Monday, June 01, 2009

What can be done about North Korea and the Bomb?

North Korea undertook their second nuclear explosion and is firing off missiles that is more reminisce of someone trying compensate for a small dick. The UN Security Council will probably pass a resolution that by and large will do nothing. China will keep propping up the regime for both political and strategic reasons, South Korea is limited by what it wants to do and Japan will probably make the strongest moves to "punish" North Korea by beefing up missile defences.

Peter Hatcher puts forward what he thinks will make the regime pay attention to the international community. In effect it is having China, South Korea and Japan cut off cashflow to the regime. Sensible, but I am not convinced that any of those countries will do what is necessary particular as it doesn't meet their strategic aims.

Short of military action is there anything that can be done? It is a question that I've been pondering over the last week or so.
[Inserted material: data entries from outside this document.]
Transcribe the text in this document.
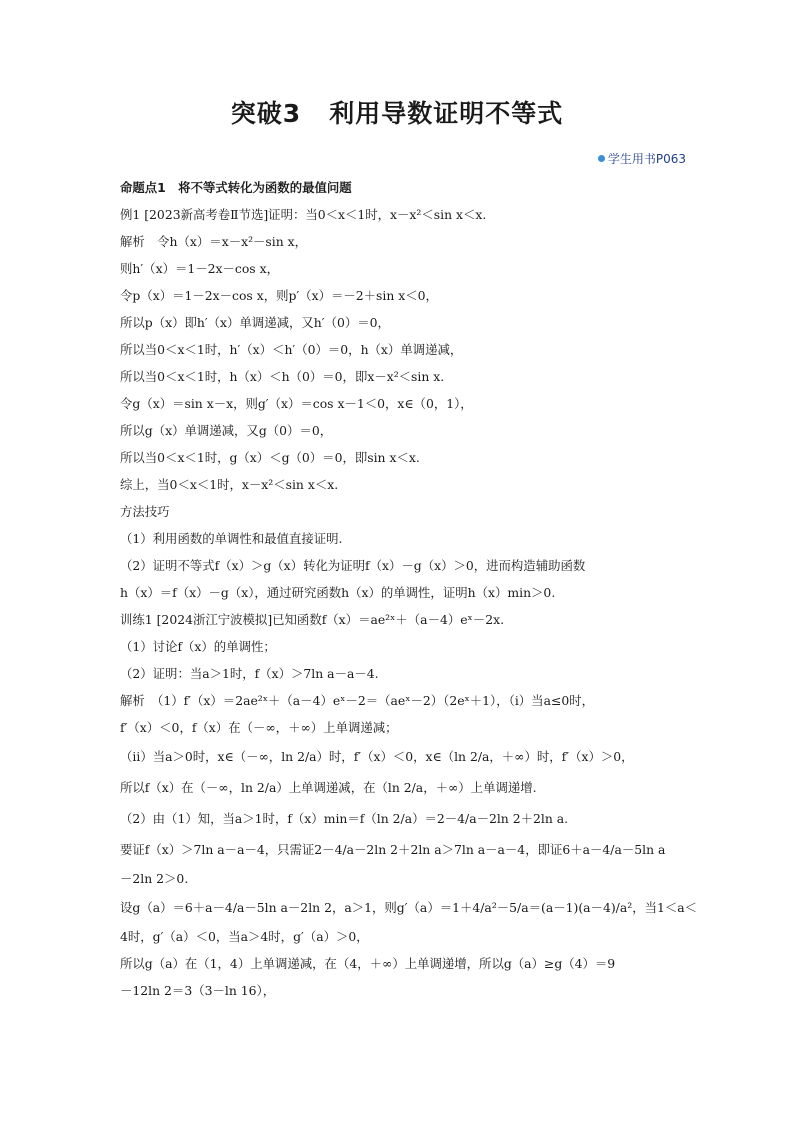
突破3 利用导数证明不等式
学生用书P063
命题点1　将不等式转化为函数的最值问题
例1 [2023新高考卷Ⅱ节选]证明：当0＜x＜1时，x－x²＜sin x＜x.
解析　令h（x）＝x－x²－sin x，
则h′（x）＝1－2x－cos x，
令p（x）＝1－2x－cos x，则p′（x）＝－2＋sin x＜0，
所以p（x）即h′（x）单调递减，又h′（0）＝0，
所以当0＜x＜1时，h′（x）＜h′（0）＝0，h（x）单调递减，
所以当0＜x＜1时，h（x）＜h（0）＝0，即x－x²＜sin x.
令g（x）＝sin x－x，则g′（x）＝cos x－1＜0，x∈（0，1），
所以g（x）单调递减，又g（0）＝0，
所以当0＜x＜1时，g（x）＜g（0）＝0，即sin x＜x.
综上，当0＜x＜1时，x－x²＜sin x＜x.
方法技巧
（1）利用函数的单调性和最值直接证明.
（2）证明不等式f（x）＞g（x）转化为证明f（x）－g（x）＞0，进而构造辅助函数
h（x）＝f（x）－g（x），通过研究函数h（x）的单调性，证明h（x）min＞0.
训练1 [2024浙江宁波模拟]已知函数f（x）＝ae²ˣ＋（a－4）eˣ－2x.
（1）讨论f（x）的单调性；
（2）证明：当a＞1时，f（x）＞7ln a－a－4.
解析　（1）f′（x）＝2ae²ˣ＋（a－4）eˣ－2＝（aeˣ－2）（2eˣ＋1），（ⅰ）当a≤0时，
f′（x）＜0，f（x）在（－∞，＋∞）上单调递减；
（ⅱ）当a＞0时，x∈（－∞，ln 2/a）时，f′（x）＜0，x∈（ln 2/a，＋∞）时，f′（x）＞0，
所以f（x）在（－∞，ln 2/a）上单调递减，在（ln 2/a，＋∞）上单调递增.
（2）由（1）知，当a＞1时，f（x）min＝f（ln 2/a）＝2－4/a－2ln 2＋2ln a.
要证f（x）＞7ln a－a－4，只需证2－4/a－2ln 2＋2ln a＞7ln a－a－4，即证6＋a－4/a－5ln a
－2ln 2＞0.
设g（a）＝6＋a－4/a－5ln a－2ln 2，a＞1，则g′（a）＝1＋4/a²－5/a＝(a－1)(a－4)/a²，当1＜a＜
4时，g′（a）＜0，当a＞4时，g′（a）＞0，
所以g（a）在（1，4）上单调递减，在（4，＋∞）上单调递增，所以g（a）≥g（4）＝9
－12ln 2＝3（3－ln 16），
Nothing leaps out as a great solution but a remembered article from years back about how information is probably the best weapon against the regime stirs.

The idea (as I remember it) was to air drop self-contained internet access devices that would provide the populace with access to the outside world that wasn't controlled by the regime. As much as the idea seems fanciful, I think a variant on it is something to consider.

In the variant, use OLPC-like laptops with windy handles for powering the device. The devices will need to include a verbal interface so that people who are illiterate can use it. The main issue is how to provide outside access? One potential way is to include a satellite access device that also acts as a wireless access point. Bearing in mind that as OLPC laptops can create mesh networks large numbers of the hubs would not be needed. Indeed, additional access could be provided by wireless connections beamed in from South Korea and naval ships.

The aim of internet access devices is to break the strangle hold on information that the regime has. That opens the door to working around the regime to provide food, water and power. In effect the internet access devices (remembering they can be used to share information and coordinate activity within North Korea as well) allows new centres of power to form and for the people to negate the advantages the regime has.

Would it work? I don't know and I don't think anyone really does. Anthropologists and psychologists can give you an estimate of potential effects it would have but until it is tried we won't know. So should it be done? I think it should be seriously be considered. At the very least it would be another potential noose to tighten around the regime's neck.